Masukan nama pengguna
Pagi pada akhir September yang gamang. Kami mulai bergerak meninggalkan daratan, menaiki perahu bermesin yang beratap terpal, bersiap menghadapi lima jam bergoyang hingga tiba di tanah lain. Pemanduku tampak tegang, ini adalah perjalanan pertamanya ke sana – selama ini dia hanya jago cerita – ke pulau kecil asal orang-orang besar yang telah banyak mengubah arah negeri ini: Pulau Merah.
“Seandainya kita menunda ke sana, mungkin aku akan sangat bahagia,” katanya sambil berpegang ke dinding perahu dengan dua tangannya, seperti begitu takut terlempar ke laut.
Aku memilih untuk tidak menanggapinya. Aku lebih tertarik dengan si pengemudi yang berada di sisi belakang perahu kecil itu. Dia tampak tenang, mimiknya datar, matanya terang, dan gerakannya cukup terukur. Asap kretek yang keluar masuk melalui hidung dan mulut mungkin menjadi alasan soal sikapnya itu, tapi tidak, kurasa memang seperti itu pembawaannya. Terbukti ketika rokoknya kandas, dia tetap tak tampak cemas.
“Aku memang banyak tahu tentang pulau itu, kurasa cukup kau wawancarai saja,” kata pemanduku lagi. Kali ini aku hanya menoleh, sama sekali tidak tertarik untuk menyetujui idenya itu. Tampaknya dia mulai putus asa. Wajahnya memurung tapi tetap berusaha tersenyum. “Apa yang kau cari sebenarnya?”
Aku dengar tanya itu, tapi aku memilih meletakkan tangan di kuping dan mengarah kepadanya. Dia paham dan langsung mengunci mulut. Mesin perahu memang bising, tapi aku tidak pekak. Aku hanya malas berbincang tentang usaha untuk membatalkan sesuatu yang telah diputuskan. Melihatnya diam dan mulai memandang laut, aku sedikit tenang. Hamparan dataran yang telah kami tinggalkan pun menjadi pemandangan yang menyenangkan. Aku berbalik arah duduk, kali ini menghadap belakang perahu. Di balik tubuh pengemudi dapat kulihat jelas barisan perbukitan yang disebut gunung. Ada beberapa titik asap yang membumbung ke udara, tampaknya warga sedang memasak untuk makan siang karena sarapan telah mereka selesaikan sebelum matahari terbit.

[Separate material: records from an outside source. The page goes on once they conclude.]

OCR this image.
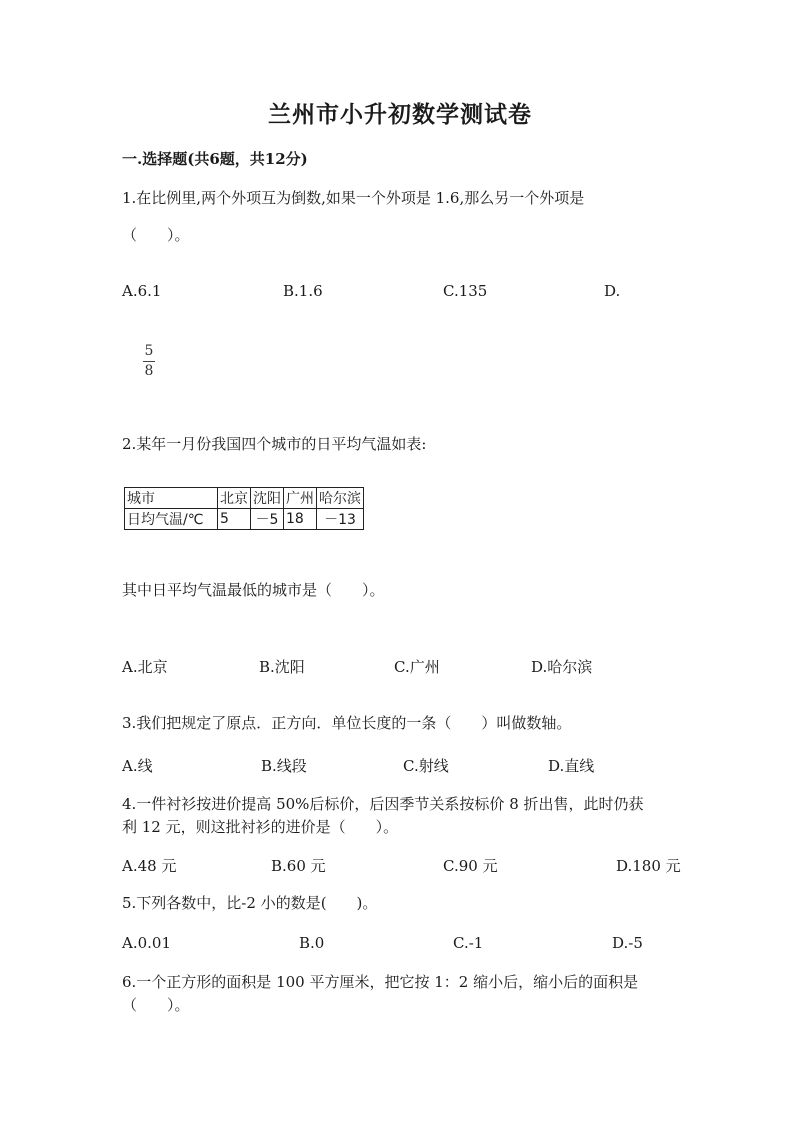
兰州市小升初数学测试卷
一.选择题(共6题，共12分)
1.在比例里,两个外项互为倒数,如果一个外项是 1.6,那么另一个外项是
（　　）。
A.6.1	B.1.6	C.135	D.
5
8
2.某年一月份我国四个城市的日平均气温如表:
城市	北京	沈阳	广州	哈尔滨
日均气温/℃	5	－5	18	－13
其中日平均气温最低的城市是（　　）。
A.北京	B.沈阳	C.广州	D.哈尔滨
3.我们把规定了原点．正方向．单位长度的一条（　　）叫做数轴。
A.线	B.线段	C.射线	D.直线
4.一件衬衫按进价提高 50%后标价，后因季节关系按标价 8 折出售，此时仍获
利 12 元，则这批衬衫的进价是（　　）。
A.48 元	B.60 元	C.90 元	D.180 元
5.下列各数中，比-2 小的数是(　　)。
A.0.01	B.0	C.-1	D.-5
6.一个正方形的面积是 100 平方厘米，把它按 1：2 缩小后，缩小后的面积是
（　　）。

Mendadak pengemudi menahan laju perahunya. Mesin dimatikan. Ada ombak besar. Sigap kupegang dinding perahu. Pengemudi tampak tersenyum kecil, dan seperti kebiasaan, dalam kondisi itu sangat tidak perlu melawan dengan mesin yang sekadarnya. Jika dipaksa, perahu bisa melompat. Ikuti saja gelombangnya. Biarkan perahu bergoyang, setelah tenang baru kemudian mesin dilajukan lagi. Tapi, goyangan cukup lama bertahan. Kami seperti terombang-ambing di tengah laut meski pantai belum lagi hilang dari pandangan.
Pemandu mulai meluruskan kakinya, mencari kuda-kuda selain tangan yang masih melekat ke dinding perahu. Dia tampak panik, padahal laut bukanlah asing baginya. Dia itu adalah nelayan, namun niat menuju Pulau Merah sepertinya membawa suasana yang beda. Itulah sebab, ada sinar harap pada matanya yang menatapku. Aku membalasnya dengan senyum tanpa berusaha untuk mengeluarkan suara.
Selang dua menit, mesin kembali menyala. Aku berbalik dan menghadap depan. Perahu melaju kencang, sepertinya dengan kecepatan maksimal. Topi yang kukenakan nyaris terbang seandainya tak sigap menahan. Mata pun mulai berair melawan angin. Dan, aku sudah siap meski harus menghadapi itu setidaknya dalam lima jam ke depan.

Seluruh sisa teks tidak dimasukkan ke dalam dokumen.